# Staff Shooter Openings for Superior Grips



## smurphy (Feb 22, 2007)

*Please include...*

Forgot to ask....When emailing/mailing your info, please include your AT username. Thank you!


----------



## smurphysgirl (Mar 6, 2007)

Thank you for the interest...keep those emails coming! The deadline to apply is April 10th.


----------



## wsbark01 (Feb 26, 2009)

Will email when I get some pics of me shooting my guardian on the computer!


----------



## smurphy (Feb 22, 2007)

sounds good.


----------



## smurphysgirl (Mar 6, 2007)

*10 days left...*

Archers thank you for your interest in Superior Grips and expressing your interest to representing them as Staff shooters...keep those apps coming.


----------



## smurphy (Feb 22, 2007)

ttt


----------



## blasterak (Aug 21, 2008)

email sent, thanks for the opportunity.


----------



## smurphysgirl (Mar 6, 2007)

thank you


----------



## gill1 (Jan 20, 2009)

E- mail sent thanks for your time.


----------



## smurphysgirl (Mar 6, 2007)

Thank you


----------



## smurphy (Feb 22, 2007)

we still have openings


----------



## DBLLNGR (Mar 15, 2007)

email sent


----------



## Kendall Archery (Mar 15, 2008)

E-mail Sent


----------



## smurphy (Feb 22, 2007)

thanks for the e-mails


----------



## wsbark01 (Feb 26, 2009)

*Email Sent....*

Hope to hear back from you soon!!!


----------



## smurphysgirl (Mar 6, 2007)

*4 days left...*

There are 4 days left for archers to apply for a staff position with Superior Grips. Several applications have been received, and there's still time for anyone interested to apply.

Thanks!


----------



## solocams (May 12, 2006)

*Staff shooter opening*

Hi joseph here sent pm .thank you joseph


----------



## SCBigBuckHunter (May 26, 2007)

Email sent.

Thanks


----------



## solocams (May 12, 2006)

*ttt for superior grips*

ttt for superior grips thanks joseph


----------



## mjgonehunting (Mar 5, 2007)

I hope you add Mathews grips soon too!
Love to try them out,and represent you at the Worlds this year!


----------



## smurphy (Feb 22, 2007)

Superior Grips will be going over the apps. soon we will contact you either way. thanks to everyone that applied


----------



## wsbark01 (Feb 26, 2009)

*Thank You*

For the opportunity!!!:shade:


----------



## blasterak (Aug 21, 2008)

Look forward to hearing from you, I'll have to order up a set whether I get in the staff or not, they look like great grips. :thumbs_up


----------



## wsbark01 (Feb 26, 2009)

*Bump*

For some killer grips!!


----------



## gill1 (Jan 20, 2009)

Received an e-mail saying I made the staff anyone else hear back yet?


----------



## teabags (Apr 18, 2009)

smurphy said:


> *Superior Grips Staff Shooter Openings*
> 
> We will be add more Staff Shooters when we start making other bow manufacturers’ grips.


Do you know when this maybe?
And if you will be producing any to suit Elite Archery bows?


----------



## blasterak (Aug 21, 2008)

I heard back, didn't make it, but I thank you guys for even considering me.

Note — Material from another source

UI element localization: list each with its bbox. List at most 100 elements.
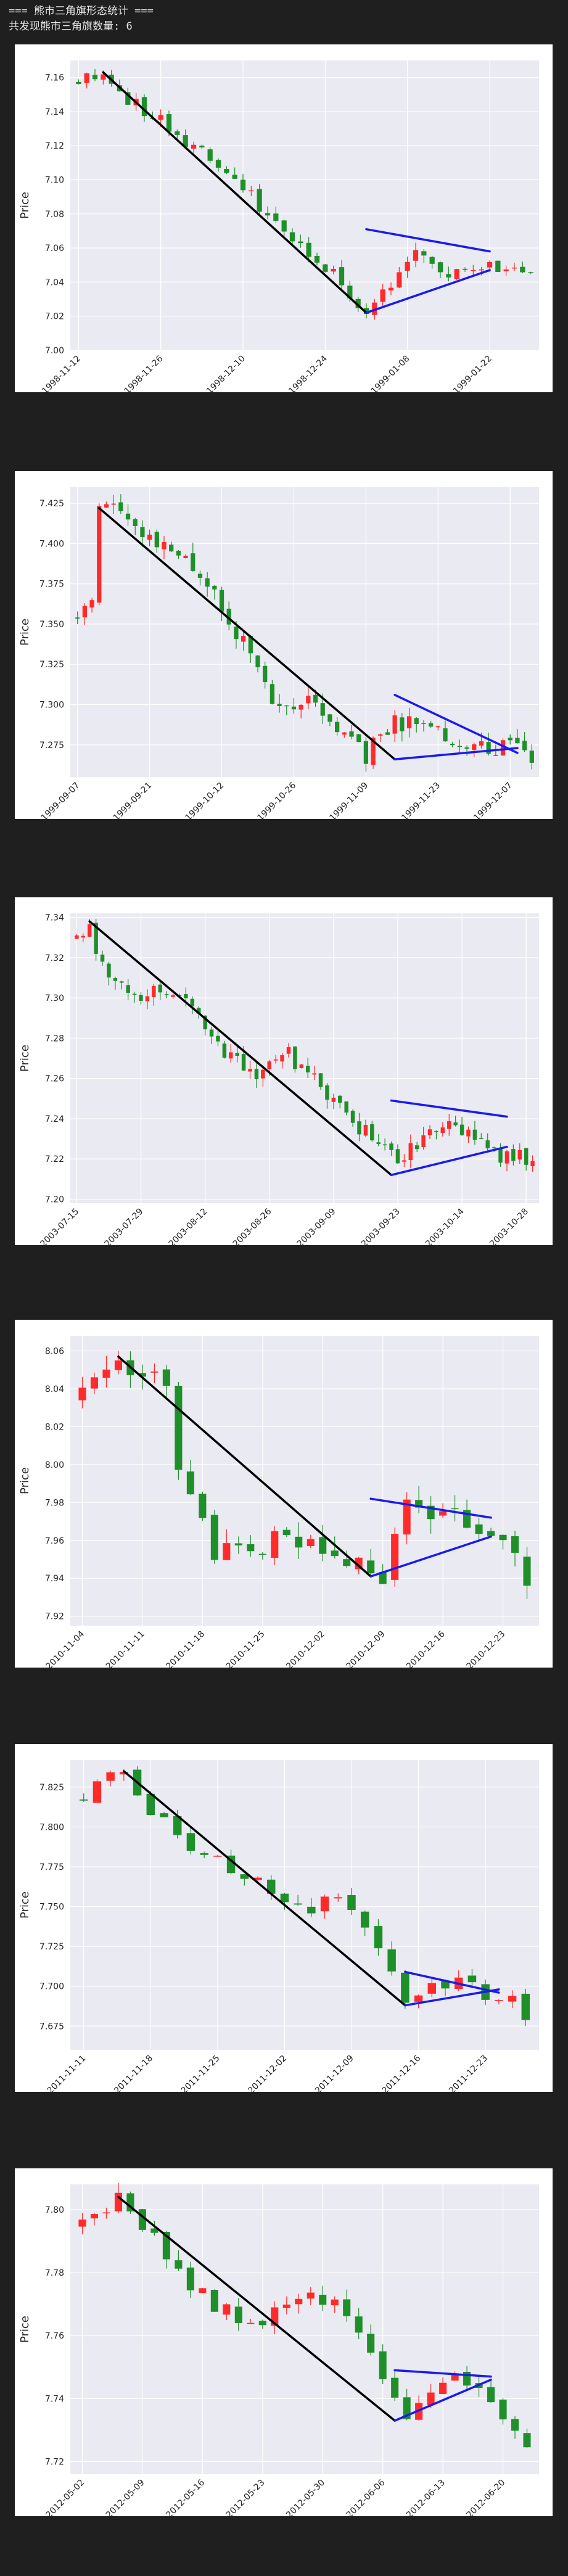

Great people there! Maybe in the future I can join your team


----------



## pinwheeled (Apr 27, 2008)

I got the good news yesterday also


----------



## smurphy (Feb 22, 2007)

ttt


----------



## Kendall Archery (Mar 15, 2008)

Haven't heard back yet one way or the other, hopefully soon


----------



## gill1 (Jan 20, 2009)

ttt


----------



## smurphysgirl (Mar 6, 2007)

Thank you for the many applications received...all applicants have been contacted by email.

Congrats to the newest 
2009 Superior Grips Staff members

Ryan C... Hunt4Jesus
Dave S... BowTechDave
Gilbert E...Gill1
Scott F...Pinwheeled
Nick K... dominator1


----------



## pinwheeled (Apr 27, 2008)

The grips are great. They fit me like a glove. I have them on my new Brig and will be putting them on my other diamonds. The thumb shelf is perfect. I get the perfect grip everytime. 

Scott F.


----------